If you’re traveling for the holidays, then you’ll want to take note of one of my favorite smartphone GPS apps available today.
Waze is a social or community-based traffic and navigation app. The best part? It’s free for Apple and Android smartphones!
So what exactly does a community-based navigation app do? It does everything Google Maps or Apple Maps does, and so much more. You get turn-by-turn navigation, real-time traffic updates, live road events, and even gas prices. All of this is updated to the minute.
How It Works
When you open Waze, your smartphone is automatically sharing information with the other Waze users on the road. For example, your cruising speed helps show where traffic is, and reroutes you and others around potential traffic jams along a particular route.
Surprisingly, I found that the traffic information provided by Waze was far superior to that of Google Maps or Apple Maps.
In addition to traffic updates, information about live road events such as police activity, accidents, speed traps, stalled vehicles, and other road hazards is also provided.
Today I was traveling from Long Island to Brooklyn. This 35-minute drive usually takes me about 50 minutes or even one hour with all the traffic I inevitably hit.
But not with Waze.
I was skeptical at first, but after five minutes of being on the road, I saw how powerful the app can be. First, as I entered the highway, I was immediately alerted that I was being rerouted because of traffic. It took me to an alternate highway with no traffic at all. I would not have considered that route without Waze intervening. I’ll admit I was already ecstatic.
The second thing I noticed was an alert, both visually and verbally. “Caution! Stopped vehicle on right shoulder one quarter mile ahead.” It couldn’t be correct could it? It was! Precisely where Waze told me the car would be, there was a vehicle stopped on the side of the road. This type of notification alerted me four times along my route: three times for stalled or stopped vehicles, and once for police activity. All were accurate.

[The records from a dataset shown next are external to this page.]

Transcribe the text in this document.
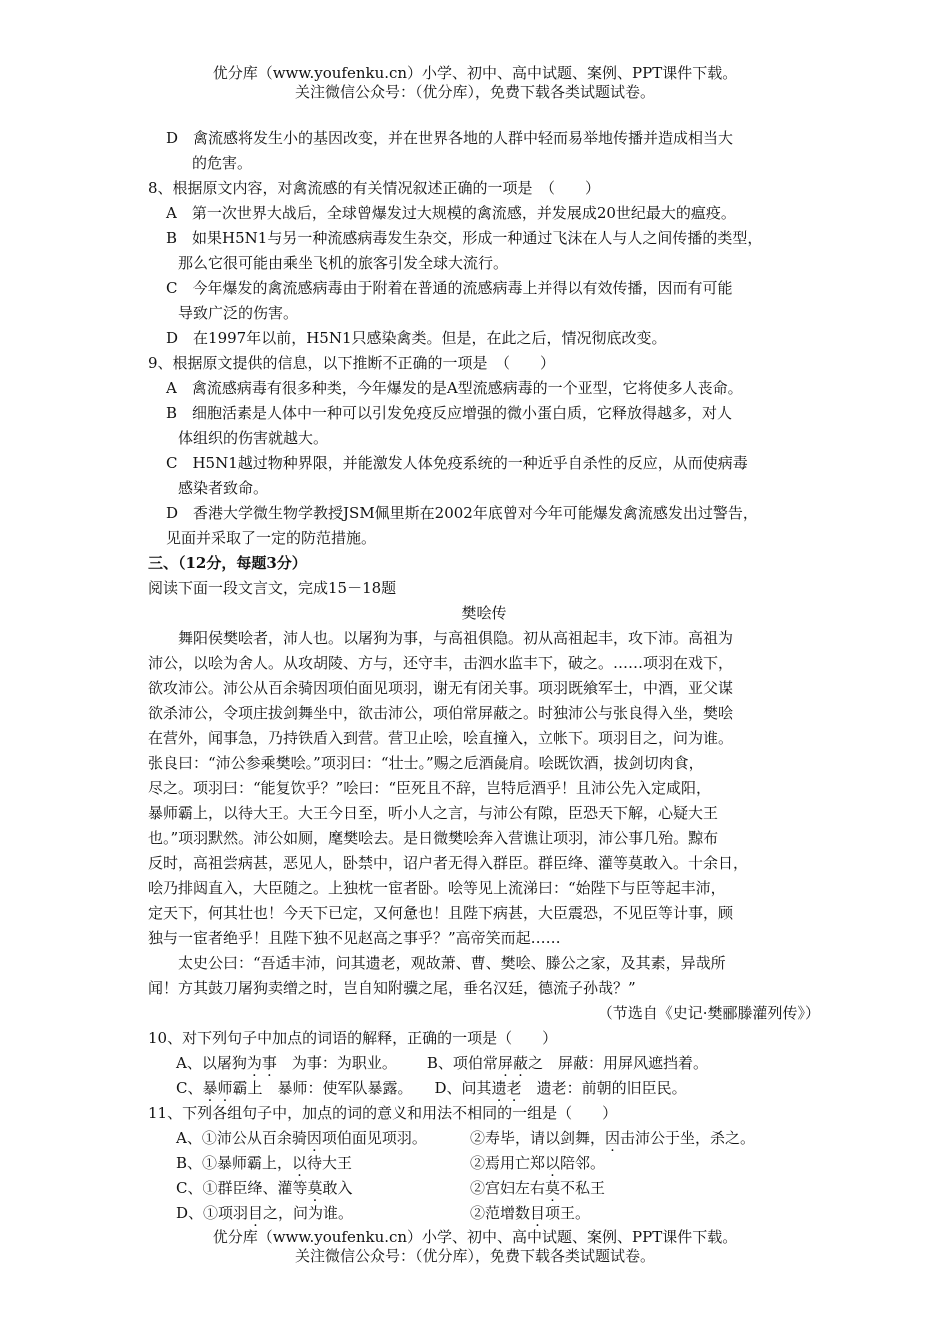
优分库（www.youfenku.cn）小学、初中、高中试题、案例、PPT课件下载。
关注微信公众号：（优分库），免费下载各类试题试卷。
D　禽流感将发生小的基因改变，并在世界各地的人群中轻而易举地传播并造成相当大
的危害。
8、根据原文内容，对禽流感的有关情况叙述正确的一项是　（　　）
A　第一次世界大战后，全球曾爆发过大规模的禽流感，并发展成20世纪最大的瘟疫。
B　如果H5N1与另一种流感病毒发生杂交，形成一种通过飞沫在人与人之间传播的类型，
那么它很可能由乘坐飞机的旅客引发全球大流行。
C　今年爆发的禽流感病毒由于附着在普通的流感病毒上并得以有效传播，因而有可能
导致广泛的伤害。
D　在1997年以前，H5N1只感染禽类。但是，在此之后，情况彻底改变。
9、根据原文提供的信息，以下推断不正确的一项是　（　　）
A　禽流感病毒有很多种类，今年爆发的是A型流感病毒的一个亚型，它将使多人丧命。
B　细胞活素是人体中一种可以引发免疫反应增强的微小蛋白质，它释放得越多，对人
体组织的伤害就越大。
C　H5N1越过物种界限，并能激发人体免疫系统的一种近乎自杀性的反应，从而使病毒
感染者致命。
D　香港大学微生物学教授JSM佩里斯在2002年底曾对今年可能爆发禽流感发出过警告，
见面并采取了一定的防范措施。
三、（12分，每题3分）
阅读下面一段文言文，完成15－18题
樊哙传
　　舞阳侯樊哙者，沛人也。以屠狗为事，与高祖俱隐。初从高祖起丰，攻下沛。高祖为
沛公，以哙为舍人。从攻胡陵、方与，还守丰，击泗水监丰下，破之。……项羽在戏下，
欲攻沛公。沛公从百余骑因项伯面见项羽，谢无有闭关事。项羽既飨军士，中酒，亚父谋
欲杀沛公，令项庄拔剑舞坐中，欲击沛公，项伯常屏蔽之。时独沛公与张良得入坐，樊哙
在营外，闻事急，乃持铁盾入到营。营卫止哙，哙直撞入，立帐下。项羽目之，问为谁。
张良曰：“沛公参乘樊哙。”项羽曰：“壮士。”赐之卮酒彘肩。哙既饮酒，拔剑切肉食，
尽之。项羽曰：“能复饮乎？”哙曰：“臣死且不辞，岂特卮酒乎！且沛公先入定咸阳，
暴师霸上，以待大王。大王今日至，听小人之言，与沛公有隙，臣恐天下解，心疑大王
也。”项羽默然。沛公如厕，麾樊哙去。是日微樊哙奔入营谯让项羽，沛公事几殆。黥布
反时，高祖尝病甚，恶见人，卧禁中，诏户者无得入群臣。群臣绛、灌等莫敢入。十余日，
哙乃排闼直入，大臣随之。上独枕一宦者卧。哙等见上流涕曰：“始陛下与臣等起丰沛，
定天下，何其壮也！今天下已定，又何惫也！且陛下病甚，大臣震恐，不见臣等计事，顾
独与一宦者绝乎！且陛下独不见赵高之事乎？”高帝笑而起……
　　太史公曰：“吾适丰沛，问其遗老，观故萧、曹、樊哙、滕公之家，及其素，异哉所
闻！方其鼓刀屠狗卖缯之时，岂自知附骥之尾，垂名汉廷，德流子孙哉？”
（节选自《史记·樊郦滕灌列传》）
10、对下列句子中加点的词语的解释，正确的一项是（　　）
A、以屠狗为事　为事：为职业。 B、项伯常屏蔽之　屏蔽：用屏风遮挡着。
C、暴师霸上　暴师：使军队暴露。 D、问其遗老　遗老：前朝的旧臣民。
11、下列各组句子中，加点的词的意义和用法不相同的一组是（　　）
A、①沛公从百余骑因项伯面见项羽。	②寿毕，请以剑舞，因击沛公于坐，杀之。
B、①暴师霸上，以待大王	②焉用亡郑以陪邻。
C、①群臣绛、灌等莫敢入	②宫妇左右莫不私王
D、①项羽目之，问为谁。	②范增数目项王。
优分库（www.youfenku.cn）小学、初中、高中试题、案例、PPT课件下载。
关注微信公众号：（优分库），免费下载各类试题试卷。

For a skeptic, I was very impressed and slowly becoming a “Wazer.” Once I arrived at my destination in 40 minutes flat, I was converted. (Sorry Honda Pilot, your built-in GPS no longer reigns supreme in my book.)
At first, I wasn’t a fan of the bubbly and child-like interface, but after seeing how easy it is to use, and how effective the controls are, I got over the cute graphics.
When you first open the app, you are brought directly to the map. There’s no confusing main menu with countless buttons; you have two button options in the bottom corners. The left side is where you input your destination, view road reports and incidents, and even see where your friends are (if you have previously connected with them through Waze).
The button on the right side is where you contribute to the Waze community. If you see an incident that you were not alerted to, you can click that button and report things like traffic jams, police activity, accidents, speed cameras and red light cameras, cheap gas stations and countless other road hazards. I did not contribute at all during my first route, yet the app was still extremely effective.
The effectiveness is likely due to Waze’s active prompts as you are driving. When you pass a live road event such as an accident, a small prompt will show itself for a few seconds. You can confirm that the accident is still there, or tell Waze that it has been cleared. This makes the real-time information truly real-time.
You might be wondering, how can this app be safe? Simple: every essential feature that you can control with the touch of a finger can also be controlled by your voice.
Is It Worth Downloading?
If you haven’t figured it out yet already, I highly recommend Waze. It truly seems to effectively harness the power of social interaction, and values the ability of its community to create an unparalleled mobile navigation experience.